Objective: This study investigates web-based threat signals using predictive analytics and feature attribution to determine whether a webpage is phishing or legitimate.
Theoretical Framework: The research is grounded in Protection Motivation Theory (PMT), which offers a behavioral lens to interpret phishing indicators. PMT connects web features to users’ cognitive threat and coping appraisals, providing a theoretical rationale for selecting and organizing features.
Method: A logistic regression model, regularized with L1 (Lasso), was developed for its interpretability and ability to handle feature sparsity and convergence issues.
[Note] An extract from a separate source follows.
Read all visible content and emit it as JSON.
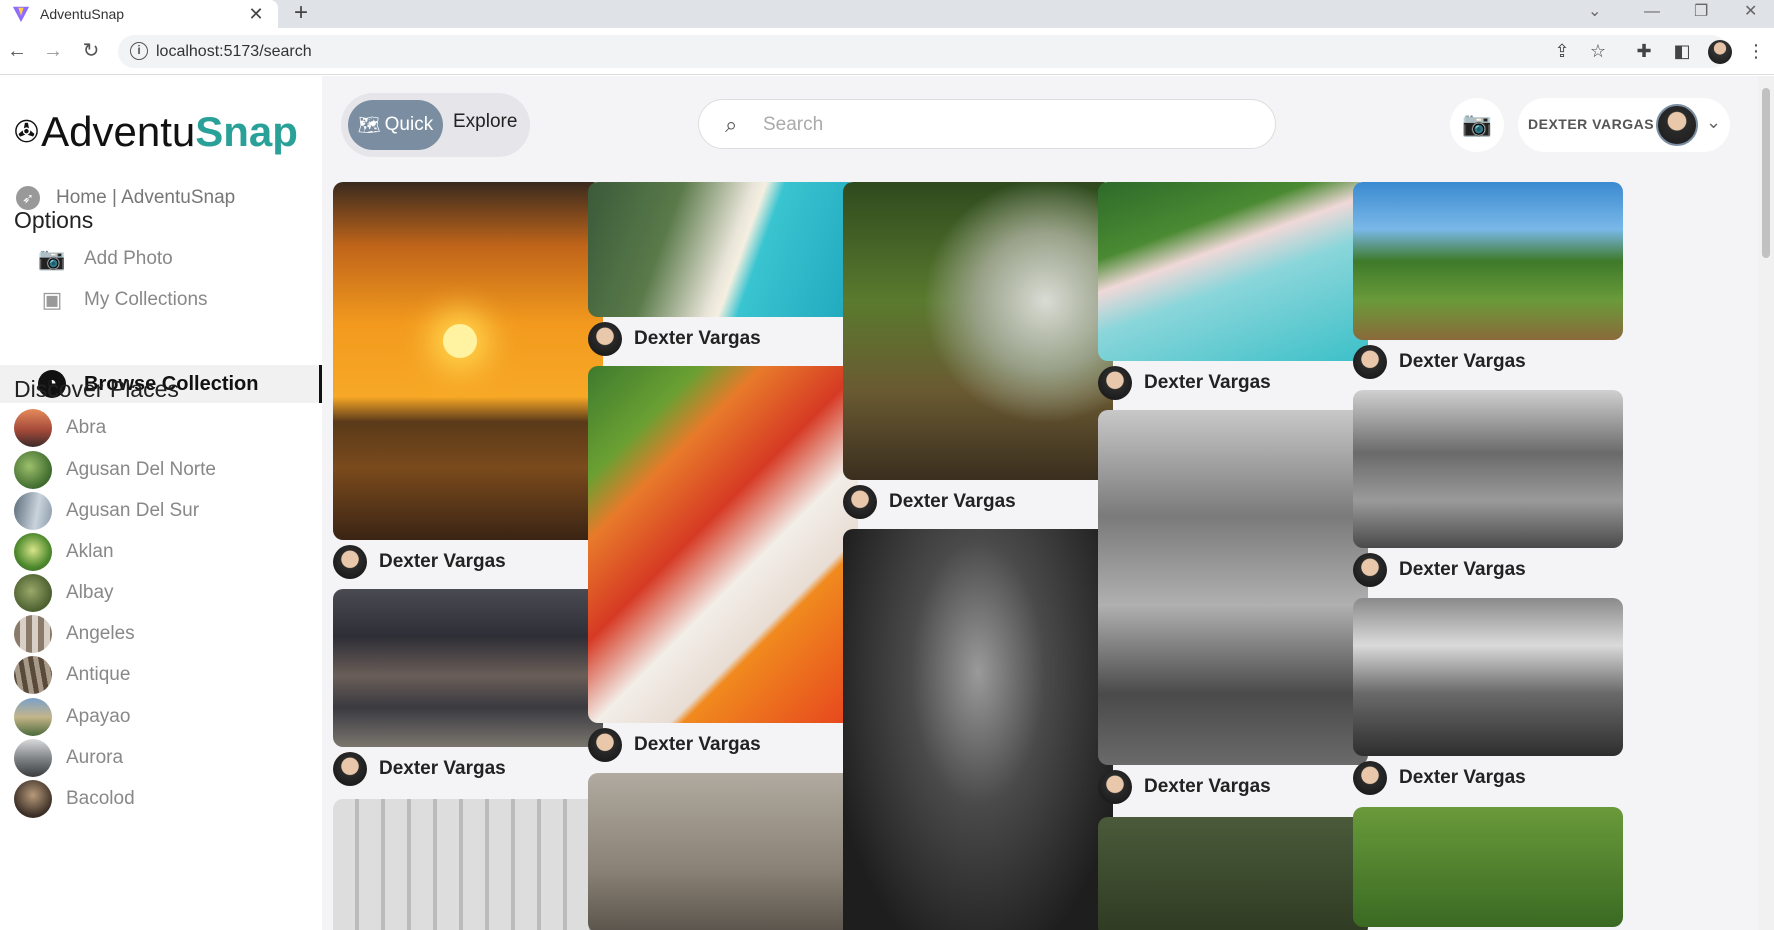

Using a dataset of 11,055 labeled websites, the model incorporates three core feature sets: structural (e.g., IP-based URLs, SSL status), behavioral (e.g., redirection, form handler anomalies), and domain metadata (e.g., traffic rank, Google indexing).
Results and Discussion: The model rejects the null hypothesis that website-level features are non-predictive, confirming that structural, behavioral, and metadata-based signals significantly distinguish phishing from legitimate sites. This thematic decomposition supports both the conceptual framework and the empirical model design.
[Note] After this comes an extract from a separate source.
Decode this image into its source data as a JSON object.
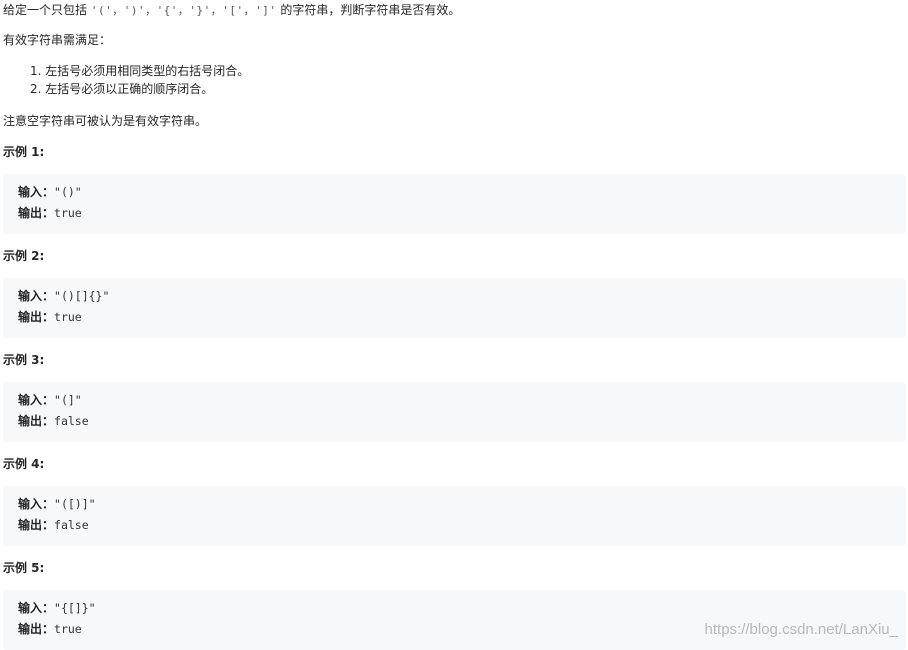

Research Implications: The findings offer actionable insights for cybersecurity professionals, especially those in regulated industries. The model enhances detection capability while maintaining transparency, crucial for compliance and risk management.
Originality/Value: This study contributes to literature by integrating PMT into a predictive modeling framework for phishing detection, an approach that bridges behavioral theory and machine learning. Its originality lies in aligning cognitive appraisal theory with interpretable statistical methods. The results are highly relevant to cybersecurity practice, offering scalable, transparent tools that support real-time decision-making and inform strategic defenses in high-risk sectors.